NBC Sports Philadelphia betting expert Brad Feinberg gives perspective on unprecedented 2019 Kentucky Derby ending

USA Today Images/Jamie Rhodes

NBC Sports Philadelphia betting expert Brad Feinberg gives perspective on unprecedented 2019 Kentucky Derby ending

If you bet on Maximum Security, a 9/2 favorite, to win the 2019 Kentucky Derby on Saturday night, you were feeling pretty good about yourself.

But soon, things shifted drastically.

After a riders' complaint, the race was reviewed and Maximum Security was ruled to have impeded other horses' progress. 65/1 long shot Country House was named the winner. It was the first time in the Derby's 145-year history that the horse who finished first was disqualified. 

NBC Sports Philadelphia's betting expert Brad Feinberg gave some insight into the unusual race and the devastating emotions for those who bet significant money on Maximum Security. 

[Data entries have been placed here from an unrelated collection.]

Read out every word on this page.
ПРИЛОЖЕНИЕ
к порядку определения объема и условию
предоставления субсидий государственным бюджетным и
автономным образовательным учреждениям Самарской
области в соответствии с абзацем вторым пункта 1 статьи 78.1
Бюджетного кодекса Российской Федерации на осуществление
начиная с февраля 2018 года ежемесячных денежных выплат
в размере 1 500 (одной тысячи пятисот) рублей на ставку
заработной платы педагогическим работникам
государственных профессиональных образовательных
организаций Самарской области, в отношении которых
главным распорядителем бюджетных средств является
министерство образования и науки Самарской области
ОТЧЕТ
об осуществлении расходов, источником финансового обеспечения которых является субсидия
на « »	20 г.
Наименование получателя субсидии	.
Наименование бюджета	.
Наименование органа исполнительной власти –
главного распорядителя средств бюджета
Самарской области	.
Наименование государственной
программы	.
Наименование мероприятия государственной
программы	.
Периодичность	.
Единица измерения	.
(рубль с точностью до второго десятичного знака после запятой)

"It's the worst feeling in the world," Feinberg said in a phone conversation Saturday night. "It can feel like a borderline death in the family."

Feinberg thought the race would likely put many bettors on "tilt," or more likely to make an unwise bet to get back the money back they believed they'd won. 

He also raised the question of bettors who may have ripped up their tickets for Country Horse immediately after the conclusion of the race.

"I guarantee there were some," he said. 

Though the ending of the 2019 Derby was unprecedented, Feinberg recalled a number of similar instances across sports. 

He remembered the highly controversial Gold Medal Game for men's basketball at the 1972 Munich Olympics, when it twice appeared the United States had beaten the Soviet Union. The game was ultimately decided after an official protest by the United States, with FIBA ruling 3-2 against the Americans.

Other comparable events that came to mind for Feinberg were incorrect scorecards changing the apparent fate of major golf tournaments. Instead of entering a playoff, Roberto De Vicenzo lost the 1968 Masters by one stroke. 

Feinberg also recalled "The Bluegrass Miracle," a 2002 college football game between Kentucky and LSU. Kentucky looked like the winners — head coach Guy Moriss had already received a Gatorade bath. Then LSU won on a 75-yard Hail Mary from quarterback Marcus Randall to wide receiver Devery Henderson.

"You feel like you were cheated," Feinberg said. "It seems like everyone is against you."